From a product development methodology perspective, there are two forces at work. Either can lead to succumbing to the second of the main challenges. Making it even harder is the fact that these forces seem opposing, even contradictory. On the one hand, inconsistency in following whatever methodology is prescribed for an organization is identified as a cause of project failures and quality problems. On the other hand, it is just as true that inability of methodologies to be flexible enough to handle the inevitable changes in business needs is just as likely to lead to problems and project failure.
Traditional formal quality concepts and software lifecycles began by emulating a manufacturing model. Classic quality principles applied to physical products exist, I believe, because of two key aspects of manufacturing:
(1) the impact to manufacturing cost if changes occur or design mistakes are discovered after tooling and assembly-line processes are prepared and
(2) the repetitive nature of most manufacturing where the product is produced over and over through consistent, reliable repetition of a process.
Production engineering concerns, therefore, derive from these considerations. A process is desired that counts on little (or no) change and highly predictable behavior with quality being assessed by sampling techniques to determine the consistency and repeatability of that process.

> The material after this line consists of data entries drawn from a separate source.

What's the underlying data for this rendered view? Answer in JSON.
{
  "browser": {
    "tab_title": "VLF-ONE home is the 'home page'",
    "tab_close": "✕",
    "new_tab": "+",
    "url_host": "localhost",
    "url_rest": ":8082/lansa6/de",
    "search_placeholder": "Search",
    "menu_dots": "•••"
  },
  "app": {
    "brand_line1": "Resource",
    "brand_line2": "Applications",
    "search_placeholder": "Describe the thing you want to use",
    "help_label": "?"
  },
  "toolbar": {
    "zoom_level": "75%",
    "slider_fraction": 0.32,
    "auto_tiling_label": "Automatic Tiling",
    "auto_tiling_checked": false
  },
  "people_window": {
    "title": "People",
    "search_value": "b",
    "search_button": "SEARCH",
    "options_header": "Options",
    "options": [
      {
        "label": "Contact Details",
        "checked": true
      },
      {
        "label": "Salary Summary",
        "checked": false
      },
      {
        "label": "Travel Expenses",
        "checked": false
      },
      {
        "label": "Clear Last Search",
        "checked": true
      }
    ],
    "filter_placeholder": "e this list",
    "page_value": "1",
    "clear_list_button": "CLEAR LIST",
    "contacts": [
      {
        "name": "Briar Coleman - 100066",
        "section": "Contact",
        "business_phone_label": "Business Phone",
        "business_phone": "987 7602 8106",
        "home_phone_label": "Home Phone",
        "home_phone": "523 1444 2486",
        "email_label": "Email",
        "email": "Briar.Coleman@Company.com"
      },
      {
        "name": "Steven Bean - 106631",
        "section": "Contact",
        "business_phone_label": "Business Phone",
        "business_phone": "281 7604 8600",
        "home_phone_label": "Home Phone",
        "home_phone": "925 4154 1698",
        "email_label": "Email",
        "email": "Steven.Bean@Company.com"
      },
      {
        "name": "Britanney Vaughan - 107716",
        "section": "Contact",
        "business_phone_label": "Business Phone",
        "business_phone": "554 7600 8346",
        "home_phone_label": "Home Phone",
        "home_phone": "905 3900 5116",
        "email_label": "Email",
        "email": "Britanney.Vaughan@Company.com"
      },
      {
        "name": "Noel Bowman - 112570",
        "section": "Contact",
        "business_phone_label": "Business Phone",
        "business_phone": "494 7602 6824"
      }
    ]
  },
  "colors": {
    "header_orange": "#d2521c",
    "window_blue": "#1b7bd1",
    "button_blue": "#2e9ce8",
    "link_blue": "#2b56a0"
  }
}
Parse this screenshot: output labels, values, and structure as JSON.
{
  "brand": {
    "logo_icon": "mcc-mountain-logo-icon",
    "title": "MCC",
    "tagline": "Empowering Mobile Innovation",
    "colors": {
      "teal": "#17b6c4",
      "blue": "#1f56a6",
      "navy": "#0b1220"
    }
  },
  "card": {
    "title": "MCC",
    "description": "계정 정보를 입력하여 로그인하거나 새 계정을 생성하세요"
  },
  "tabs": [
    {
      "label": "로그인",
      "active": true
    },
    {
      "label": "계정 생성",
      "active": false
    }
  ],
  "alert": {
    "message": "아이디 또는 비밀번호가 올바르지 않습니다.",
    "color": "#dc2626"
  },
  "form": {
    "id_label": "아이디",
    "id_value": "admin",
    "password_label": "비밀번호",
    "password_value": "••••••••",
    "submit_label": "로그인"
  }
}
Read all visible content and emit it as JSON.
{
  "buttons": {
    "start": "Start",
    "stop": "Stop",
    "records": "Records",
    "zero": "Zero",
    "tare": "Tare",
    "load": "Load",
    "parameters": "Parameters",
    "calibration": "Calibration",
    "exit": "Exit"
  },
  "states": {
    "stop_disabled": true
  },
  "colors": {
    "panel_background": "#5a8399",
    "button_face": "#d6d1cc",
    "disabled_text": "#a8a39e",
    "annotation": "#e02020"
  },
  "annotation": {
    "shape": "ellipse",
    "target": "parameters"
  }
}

But new products are initiated using design engineering, not manufacturing, concepts. Software is a process of iterative design, just like the design of physical products. The only “manufacturing” in software is when a set of software components are “built” into a full system and, eventually, get copied to some media for distribution. Indeed, among the first things to be automated as development tools (after compilers) were systems to manage the repetitive aspects of managing and building software, i.e., source code control and configuration build systems. Software has evolved, by its very nature, to be based on change and addressing “unknowns” (or, at least, needs that are difficult to formally express). This calls into question how manufacturing inspired attempts to get it all “right” up front and freeze changes for relatively long periods of time can be ultimately satisfactory for software development.
Taking a manufacturing approach for creating software, while based in the sincere desire to pursue the same due diligence done in manufacturing, often results in methods implicitly targeted at control mechanisms. That is, methodologies are viewed as mainly existing to prevent incorrect results from being produced, just as quality systems in manufacturing exist to guarantee requirements are met, rework is minimized, and schedules are made predictable. However, methodologies should be viewed as being there to help do the job well not (just) prevent people from doing it badly. Certainly, a methodology should be easy to use correctly and be an integral part of “real work.” (One of the problems in software development, of course, is getting agreement on what the “real work” is.)